Accused: I do admit the facts as stated.”
After this narration of facts the appellant was then convicted on his own plea of guilty and sentenced accordingly.
As the appellant had pleaded guilty he had only a right of appeal against sentence which he thought was harsh and manifestly excessive. But the Court of its own motion, and in the interests of justice, raised the issue whether or not the plea was unequivocal. The statement of facts as narrated to the Court, and admitted by the appellant to be correct, did not disclose, and could not support a conviction for, the offence of manslaughter. It was alleged that the appellant quarrelled with the deceased. There was no allegation that the appellant fought with the deceased or struck her. After both the appellant and the deceased returned home the appellant sought assistance from his neighbours to take his wife who had been injured to the hospital. There was no explanation as to how these injuries were sustained. It may well be that they were caused by the appellant but this was never alleged in the statement of facts.
Secondly, although the judge recorded that the charge was read and explained to the appellant, we could not trace a copy of the charge of manslaughter charge on the original Court file.
As the facts did not disclose the offence charged, the Judge should have declined to enter a conviction for manslaughter. There are cases where a detailed narration of facts can cure a plea which is otherwise equivocal. This Court has recently had to deal with just such a situation in the case of Daniel Wachira v Republic (Nakuru Criminal Appeal No. 181 of 1988) where Hancox C.J., reading the judgement of the Court said:
“The plea ‘it is true’ was rightly criticised by the learned Judge but he held that it was cured by the subsequent narration of the facts and admission thereto. We agree with him, but in doing so we are not to be taken to encourage this form of plea which has been criticised over the years and must not be used by magistrates, particularly when dealing with serious offences which carry substantial terms of imprisonment.”
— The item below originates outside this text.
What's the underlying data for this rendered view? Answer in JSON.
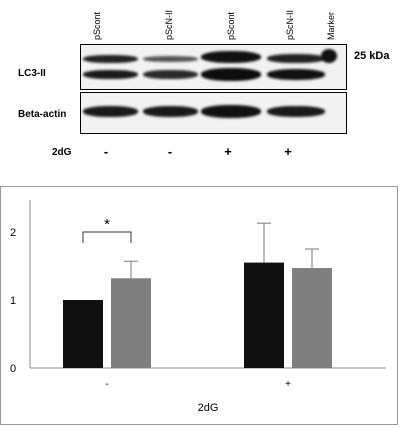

For the reasons we have stated, we are unable to hold that the plea in this case was valid and on this ground alone we allow this appeal, quash the conviction, set aside the sentence and order the immediate release of the appellant from prison unless he is otherwise lawfully held.
Finally, we would like to point out that the present practice of putting in the post mortem report as part of the statement of facts narrated to the Court by the prosecutor is to be discouraged. Even if parts of the report such as the nature and cause of injuries and cause of death are not disputed, unless the contents of the said report are read out to and admitted by the accused person, the same should not be tendered as part of the facts upon which the charge against the accused is founded. In dealing with the post mortem report, the Court Prosecutor should obtain therefrom all the relevant facts and incorporate them in the statement of facts as is mentioned above.
Dated and Delivered at Nairobi this 3rd day of November, 1989
JUDGE OF APPEAL
JUDGE OF APPEAL
JUDGE OF APPEAL
I certify that this is a true copy of the original.